JACKSON HOLE, WYO.
This resort town in the Tetons is used to political celebrities and takes them in its stride. Usually they come and go, undisturbed and unremarked upon by the laid-back folks who live here. When he was president, Bill Clinton ambled around town in summer buying pizzas. Members of the Kennedy clan visit, and must stand in line just like anybody else. When James Baker was secretary of State, he brought Eduard Shevardnadze, his counterpart from Moscow, here for a summit meeting. Vice President Cheney has a home here and can often be seen placidly fly-fishing along the Snake River.
But given the heat of the presidential election campaign, Mr. Cheney's regular visits using Air Force Two have roused partisan feelings. In last week's issue of the town's weekly paper, the Jackson Hole News, letter-writer Kevin Pusey huffed about the "lack of respect for the environment, the overconsumption of gas and oil, and wastage of taxpayers' dollars," caused by the "oversized" plane's visits, accompanied by "helicopters, army trucks and gas-guzzling SUV's."
The Wagner family riposted: "We welcome the choppers and always wave. We appreciate your work."
This unaccustomed tetchiness seems to reflect the rigid partisanship in the nation at large over what seems to be an increasingly close presidential election campaign.
As Republicans get set to laud - and protesters to lambaste - President Bush in New York next week, the president and Senator Kerry are running neck and neck. The big critical states like Pennsylvania, Ohio, Michigan, and Florida are hotly contested, and the votes of the narrow sliver of independent swing voters are likely to carry the day.
What are some of the factors Bush can hope to capitalize upon and push him over the top?
• Firstly there will be the expected postconvention pop in the polls resulting from the widespread media coverage in New York.
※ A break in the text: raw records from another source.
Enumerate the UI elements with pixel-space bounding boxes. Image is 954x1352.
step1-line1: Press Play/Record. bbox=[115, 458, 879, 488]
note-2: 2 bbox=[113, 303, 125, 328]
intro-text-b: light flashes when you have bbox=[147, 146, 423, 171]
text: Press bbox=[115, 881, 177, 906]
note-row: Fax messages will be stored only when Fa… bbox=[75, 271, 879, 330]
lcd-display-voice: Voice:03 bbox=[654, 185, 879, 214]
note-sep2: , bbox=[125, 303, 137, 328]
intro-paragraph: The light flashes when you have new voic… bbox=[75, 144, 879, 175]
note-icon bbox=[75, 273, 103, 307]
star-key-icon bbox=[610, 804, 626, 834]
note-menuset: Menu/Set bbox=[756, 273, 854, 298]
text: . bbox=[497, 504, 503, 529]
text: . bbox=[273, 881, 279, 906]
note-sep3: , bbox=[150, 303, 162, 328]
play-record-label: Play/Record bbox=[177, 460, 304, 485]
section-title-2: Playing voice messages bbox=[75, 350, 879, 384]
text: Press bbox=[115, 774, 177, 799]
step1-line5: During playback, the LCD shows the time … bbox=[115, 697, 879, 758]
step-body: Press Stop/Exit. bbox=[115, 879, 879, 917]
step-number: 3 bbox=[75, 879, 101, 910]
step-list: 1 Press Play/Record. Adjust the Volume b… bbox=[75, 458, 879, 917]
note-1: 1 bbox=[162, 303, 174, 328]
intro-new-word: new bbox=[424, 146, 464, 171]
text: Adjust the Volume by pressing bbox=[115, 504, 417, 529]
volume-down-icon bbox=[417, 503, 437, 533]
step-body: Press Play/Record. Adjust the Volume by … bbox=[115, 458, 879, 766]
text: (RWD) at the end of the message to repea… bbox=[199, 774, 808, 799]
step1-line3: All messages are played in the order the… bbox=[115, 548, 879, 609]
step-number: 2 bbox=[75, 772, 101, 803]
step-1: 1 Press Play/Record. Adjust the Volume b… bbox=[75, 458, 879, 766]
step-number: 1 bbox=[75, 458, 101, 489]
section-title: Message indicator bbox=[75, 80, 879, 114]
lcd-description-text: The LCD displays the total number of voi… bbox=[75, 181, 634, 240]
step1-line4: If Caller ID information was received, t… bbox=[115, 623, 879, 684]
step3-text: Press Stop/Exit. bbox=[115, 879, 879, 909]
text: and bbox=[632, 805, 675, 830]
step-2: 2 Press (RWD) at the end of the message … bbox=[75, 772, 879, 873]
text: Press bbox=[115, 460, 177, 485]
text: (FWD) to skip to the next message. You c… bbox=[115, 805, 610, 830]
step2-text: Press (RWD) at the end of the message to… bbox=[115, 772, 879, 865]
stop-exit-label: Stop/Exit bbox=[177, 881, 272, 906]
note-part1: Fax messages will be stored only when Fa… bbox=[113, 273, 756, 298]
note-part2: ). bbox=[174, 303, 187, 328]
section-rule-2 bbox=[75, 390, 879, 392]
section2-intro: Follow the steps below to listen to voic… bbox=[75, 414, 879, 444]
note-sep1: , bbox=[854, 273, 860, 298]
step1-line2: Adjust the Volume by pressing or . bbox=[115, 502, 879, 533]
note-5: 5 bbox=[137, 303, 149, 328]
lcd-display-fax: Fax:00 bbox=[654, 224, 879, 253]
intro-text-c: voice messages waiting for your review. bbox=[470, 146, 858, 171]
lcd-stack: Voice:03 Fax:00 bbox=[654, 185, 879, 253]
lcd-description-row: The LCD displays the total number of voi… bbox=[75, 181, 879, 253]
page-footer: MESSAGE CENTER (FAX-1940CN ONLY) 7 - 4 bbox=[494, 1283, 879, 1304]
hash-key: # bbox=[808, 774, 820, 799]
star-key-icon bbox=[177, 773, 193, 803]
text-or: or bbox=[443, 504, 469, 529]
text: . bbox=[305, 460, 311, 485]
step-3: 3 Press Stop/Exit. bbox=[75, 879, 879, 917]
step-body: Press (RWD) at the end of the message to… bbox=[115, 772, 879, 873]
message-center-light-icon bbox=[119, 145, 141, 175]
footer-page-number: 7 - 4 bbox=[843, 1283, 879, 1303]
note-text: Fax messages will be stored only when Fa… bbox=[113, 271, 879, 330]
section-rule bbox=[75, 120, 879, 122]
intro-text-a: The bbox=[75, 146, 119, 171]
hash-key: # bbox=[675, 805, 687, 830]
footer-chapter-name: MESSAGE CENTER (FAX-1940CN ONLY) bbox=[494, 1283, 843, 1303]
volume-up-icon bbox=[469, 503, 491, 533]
• Then there is the spat over Kerry's military record in Vietnam. Frankly, the continuing carping over both Kerry's wartime service and Bush's service as a Texas National Guard fighter-pilot strikes me as somewhat tedious. As far as Bush is concerned, flying jet fighters is hardly a task for the wimpish. As for Kerry, running a swift boat in the Mekong Delta similarly takes guts. In my own time as a correspondent in Vietnam, I spent a few days with a swift squadron, and it is no fun racing down narrow rivers trying to draw Viet Cong fire from the jungle-covered banks.
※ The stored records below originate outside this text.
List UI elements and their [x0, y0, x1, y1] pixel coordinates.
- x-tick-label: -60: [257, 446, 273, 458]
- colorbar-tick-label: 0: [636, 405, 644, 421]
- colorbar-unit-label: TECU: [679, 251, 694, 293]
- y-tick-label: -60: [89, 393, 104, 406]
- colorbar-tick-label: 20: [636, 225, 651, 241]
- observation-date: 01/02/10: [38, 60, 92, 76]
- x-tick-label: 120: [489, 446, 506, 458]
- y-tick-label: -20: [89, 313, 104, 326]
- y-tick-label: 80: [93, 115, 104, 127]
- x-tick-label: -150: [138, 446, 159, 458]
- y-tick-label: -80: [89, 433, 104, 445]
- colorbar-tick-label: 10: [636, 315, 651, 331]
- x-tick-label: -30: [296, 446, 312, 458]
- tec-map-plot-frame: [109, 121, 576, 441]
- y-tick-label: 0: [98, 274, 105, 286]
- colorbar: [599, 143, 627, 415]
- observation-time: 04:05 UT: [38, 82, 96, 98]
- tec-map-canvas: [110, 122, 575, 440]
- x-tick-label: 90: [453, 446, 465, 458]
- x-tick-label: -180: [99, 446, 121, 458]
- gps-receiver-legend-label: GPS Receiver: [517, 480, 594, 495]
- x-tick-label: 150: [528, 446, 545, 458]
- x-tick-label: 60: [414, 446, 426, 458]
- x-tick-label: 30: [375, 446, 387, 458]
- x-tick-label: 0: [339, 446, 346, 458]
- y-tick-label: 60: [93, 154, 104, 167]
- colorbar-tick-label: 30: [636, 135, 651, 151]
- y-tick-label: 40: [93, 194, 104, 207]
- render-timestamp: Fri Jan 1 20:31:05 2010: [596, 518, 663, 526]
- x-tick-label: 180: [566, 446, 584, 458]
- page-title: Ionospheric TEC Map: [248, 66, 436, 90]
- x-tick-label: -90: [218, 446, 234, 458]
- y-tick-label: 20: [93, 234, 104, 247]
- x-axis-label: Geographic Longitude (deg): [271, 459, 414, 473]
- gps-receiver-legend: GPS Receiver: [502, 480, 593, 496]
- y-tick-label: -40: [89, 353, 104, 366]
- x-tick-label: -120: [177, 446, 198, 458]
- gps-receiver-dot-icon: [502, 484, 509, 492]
But Kerry has unwisely made his military service the focal point of his campaign. Diverted from the substantive issues, he has been obliged to concentrate on defending his own ballyhooed war record, rather than taking the fight to Bush. This has worked to the president's advantage.
• In the candidates' debates four years ago, Al Gore came across as a more knowledgeable policy wonk, but Bush was warm and human. In the Bush-Kerry debates, Bush may similarly appeal to those swing voters as the more likable. Despite all Kerry's efforts to appear a regular guy, he is still fighting the image of a patrician and somewhat arrogant New Englander who has spent the years since Vietnam calculating his path to the presidency.
• One of Bush's secret weapons may be his wife, Laura. Voters don't vote for the first lady. But they do appraise the spouse who will stand alongside the president. Mrs. Bush comes across as smart and wholesome. As she proved on the Jay Leno show, she can also be quite a comic cutup. A Harris Poll earlier this year put her appeal rating at a whopping 79 percent.
Teresa Heinz Kerry is also a very smart woman, but an unpredictable activist who, like her husband, sometimes conveys an aura of complexity.
• Both Bush and Kerry have taken swipes at each other, but the meanness toward, and disrespect for, a sitting president that has characterized some of the attacks on Bush - particularly Hollywood's - may well trigger a backlash of sympathy in his favor.
• One more prospect - that we all must pray will not happen - would be a major terrorist attack by Al Qaeda on the American homeland before November. Traditionally such events cause Americans to rally around the president.
Other unpredictable events in Iraq, or with the American economy, or in the capture of Osama bin Laden, could similarly be pluses or minuses for Bush. For now, despite the enthusiastic Republican clamor pending in New York, it continues to look like a close race.
• John Hughes, a former editor of the Monitor, is editor and chief operating officer of the Deseret Morning News, in Salt Lake City.